ばらつくことが宿命の惰行法

 このスズキの言い分を理解するには、走行抵抗を測定するための「惰行法」についていま一度、理解する必要があるだろう。惰行法による走行抵抗の測定では、クルマをある一定の速度まで加速し、所定の速度になったらギアをニュートラルに入れ、惰行、すなわち惰性で走行させる。惰性で走行するクルマは当然のことながらだんだん速度が落ちてくる。この速度の落ち方を測定することで、走行抵抗を求める手法が惰行法である。

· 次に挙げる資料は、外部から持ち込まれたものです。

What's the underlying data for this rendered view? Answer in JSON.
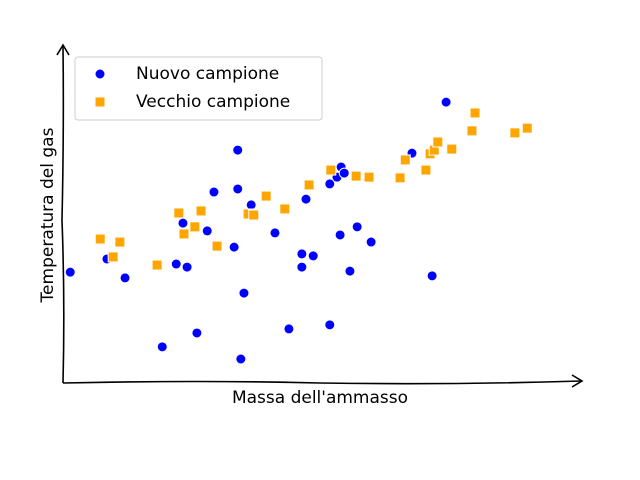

 これもコラムの第52回で説明したことだが、走行抵抗は大きく分けて「転がり抵抗」と「空気抵抗」の二つで構成される。転がり抵抗は、タイヤと路面の間で生じる抵抗で、この抵抗値は速度にかかわらず一定だが、もう一つの空気抵抗はクルマの速度の二乗で増加するので、走行抵抗は、速度に対する二次曲線になる。

走行抵抗は大きく分けて、速度が上がっても一定の転がり抵抗と、速度の二乗で増加する空気抵抗がある

 この二次曲線を引くために、JIS(日本工業規格)の規定では最低4点のデータを測定することになっているが、通常は時速20kmから90kmまで、10km刻みで8点の速度での走行抵抗を計測することになっているようだ。例えば時速90kmの走行抵抗を測定するには、時速95kmから惰性走行を開始し、時速85kmまで速度が落ちる時間を測ることで走行抵抗を計算する。他の速度での走行抵抗も同様に時速が10km落ちるのにかかる時間を測って求めるのだが、転がり抵抗はともかく、やっかいなのが空気抵抗だ。

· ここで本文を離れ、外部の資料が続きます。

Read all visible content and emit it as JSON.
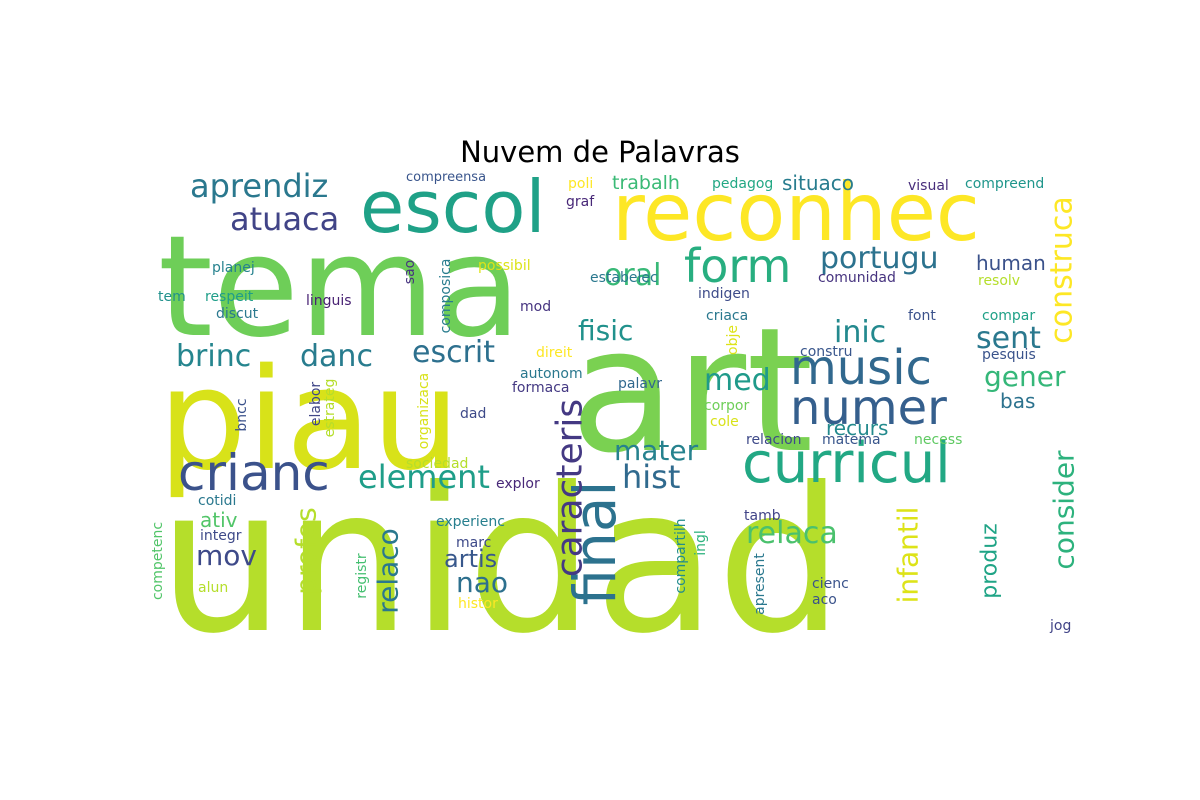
{
  "chart_data": {
    "type": "wordcloud",
    "title": "Nuvem de Palavras",
    "words": [
      {
        "text": "unidad",
        "color": "#b5de2b"
      },
      {
        "text": "art",
        "color": "#7ad151"
      },
      {
        "text": "tema",
        "color": "#6ece58"
      },
      {
        "text": "piau",
        "color": "#d8e219"
      },
      {
        "text": "reconhec",
        "color": "#fde725"
      },
      {
        "text": "escol",
        "color": "#1fa187"
      },
      {
        "text": "curricul",
        "color": "#22a884"
      },
      {
        "text": "crianc",
        "color": "#3b528b"
      },
      {
        "text": "music",
        "color": "#31688e"
      },
      {
        "text": "numer",
        "color": "#355f8d"
      },
      {
        "text": "form",
        "color": "#28ae80"
      },
      {
        "text": "final",
        "color": "#2c728e"
      },
      {
        "text": "caracteris",
        "color": "#443983"
      },
      {
        "text": "element",
        "color": "#1f9e89"
      },
      {
        "text": "aprendiz",
        "color": "#2a788e"
      },
      {
        "text": "atuaca",
        "color": "#414487"
      },
      {
        "text": "escrit",
        "color": "#2d708e"
      },
      {
        "text": "danc",
        "color": "#287c8e"
      },
      {
        "text": "brinc",
        "color": "#25858e"
      },
      {
        "text": "portugu",
        "color": "#2c728e"
      },
      {
        "text": "oral",
        "color": "#38b977"
      },
      {
        "text": "fisic",
        "color": "#21918c"
      },
      {
        "text": "inic",
        "color": "#23898e"
      },
      {
        "text": "sent",
        "color": "#2a788e"
      },
      {
        "text": "construca",
        "color": "#fde725"
      },
      {
        "text": "gener",
        "color": "#35b779"
      },
      {
        "text": "med",
        "color": "#1f9a8a"
      },
      {
        "text": "hist",
        "color": "#306a8e"
      },
      {
        "text": "mater",
        "color": "#26828e"
      },
      {
        "text": "relaca",
        "color": "#4ac16d"
      },
      {
        "text": "infantil",
        "color": "#dde318"
      },
      {
        "text": "consider",
        "color": "#2db27d"
      },
      {
        "text": "mov",
        "color": "#3e4a89"
      },
      {
        "text": "profes",
        "color": "#b5de2b"
      },
      {
        "text": "relaco",
        "color": "#2a788e"
      },
      {
        "text": "nao",
        "color": "#2d708e"
      },
      {
        "text": "artis",
        "color": "#38588c"
      },
      {
        "text": "produz",
        "color": "#20a486"
      },
      {
        "text": "situaco",
        "color": "#287c8e"
      },
      {
        "text": "trabalh",
        "color": "#3aba76"
      },
      {
        "text": "human",
        "color": "#3b528b"
      },
      {
        "text": "bas",
        "color": "#2c728e"
      },
      {
        "text": "recurs",
        "color": "#238a8d"
      },
      {
        "text": "ativ",
        "color": "#52c569"
      },
      {
        "text": "compreensa",
        "color": "#39558c"
      },
      {
        "text": "graf",
        "color": "#482878"
      },
      {
        "text": "poli",
        "color": "#fde725"
      },
      {
        "text": "pedagog",
        "color": "#22a884"
      },
      {
        "text": "visual",
        "color": "#472d7b"
      },
      {
        "text": "compreend",
        "color": "#1f968b"
      },
      {
        "text": "estabelec",
        "color": "#2a788e"
      },
      {
        "text": "comunidad",
        "color": "#46337f"
      },
      {
        "text": "resolv",
        "color": "#b5de2b"
      },
      {
        "text": "indigen",
        "color": "#3e4c8a"
      },
      {
        "text": "criaca",
        "color": "#2a788e"
      },
      {
        "text": "font",
        "color": "#3b528b"
      },
      {
        "text": "compar",
        "color": "#1fa187"
      },
      {
        "text": "constru",
        "color": "#39568c"
      },
      {
        "text": "pesquis",
        "color": "#3a538b"
      },
      {
        "text": "obje",
        "color": "#dde318"
      },
      {
        "text": "direit",
        "color": "#fde725"
      },
      {
        "text": "autonom",
        "color": "#2a788e"
      },
      {
        "text": "formaca",
        "color": "#443983"
      },
      {
        "text": "palavr",
        "color": "#31688e"
      },
      {
        "text": "corpor",
        "color": "#6ece58"
      },
      {
        "text": "cole",
        "color": "#d8e219"
      },
      {
        "text": "relacion",
        "color": "#3e4a89"
      },
      {
        "text": "matema",
        "color": "#39568c"
      },
      {
        "text": "necess",
        "color": "#5ec962"
      },
      {
        "text": "planej",
        "color": "#26828e"
      },
      {
        "text": "sao",
        "color": "#46337f"
      },
      {
        "text": "possibil",
        "color": "#dde318"
      },
      {
        "text": "composica",
        "color": "#287c8e"
      },
      {
        "text": "mod",
        "color": "#463480"
      },
      {
        "text": "tem",
        "color": "#21918c"
      },
      {
        "text": "respeit",
        "color": "#1f9e89"
      },
      {
        "text": "linguis",
        "color": "#482173"
      },
      {
        "text": "discut",
        "color": "#2a788e"
      },
      {
        "text": "bncc",
        "color": "#3b528b"
      },
      {
        "text": "elabor",
        "color": "#404688"
      },
      {
        "text": "estrateg",
        "color": "#b5de2b"
      },
      {
        "text": "organizaca",
        "color": "#d8e219"
      },
      {
        "text": "dad",
        "color": "#3e4a89"
      },
      {
        "text": "sociedad",
        "color": "#b5de2b"
      },
      {
        "text": "explor",
        "color": "#482878"
      },
      {
        "text": "cotidi",
        "color": "#2a788e"
      },
      {
        "text": "integr",
        "color": "#3e4a89"
      },
      {
        "text": "experienc",
        "color": "#277f8e"
      },
      {
        "text": "marc",
        "color": "#3e4a89"
      },
      {
        "text": "compartilh",
        "color": "#228c8d"
      },
      {
        "text": "ingl",
        "color": "#2db27d"
      },
      {
        "text": "tamb",
        "color": "#414487"
      },
      {
        "text": "apresent",
        "color": "#2a788e"
      },
      {
        "text": "cienc",
        "color": "#3a538b"
      },
      {
        "text": "aco",
        "color": "#3a538b"
      },
      {
        "text": "jog",
        "color": "#414487"
      },
      {
        "text": "competenc",
        "color": "#52c569"
      },
      {
        "text": "alun",
        "color": "#b5de2b"
      },
      {
        "text": "registr",
        "color": "#44bf70"
      },
      {
        "text": "histor",
        "color": "#fde725"
      }
    ]
  }
}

 先ほども説明したように、空気抵抗は速度の二乗に比例するのだから、高速になるほど、走行抵抗に占める空気抵抗の比率は増える。ところが空気抵抗は、風向きに大きく左右される。当たり前のことだが、向かい風なら空気抵抗は増し、追い風なら減る。この風向きの影響を低減するために、JISの規定では、実験の条件として、平均風速は秒速5m以下とし,このうち横風は秒速3m以下と規定されている。

 さらに、向かい風、追い風の影響を相殺するため、同じコースを最低3回往復して測定することになっている。実際には、統計的になばらつきの基準が設けられていて、ばらつきがこの基準以下になるまで、実験を繰り返すことになっている。このばらつきが基準以下になるまで実験を繰り返すことが、スズキには困難だったようだ。その理由が先に挙げたように、同社が所有する相良テストコースが海に近く、しかも丘の上にあることから風の影響を著しく受けることだ。また、会見での同社の発言によれば、このコースの横に、建物が縦横に並んでいることも、コースを走るクルマに与える風の影響を複雑にしていたようだ。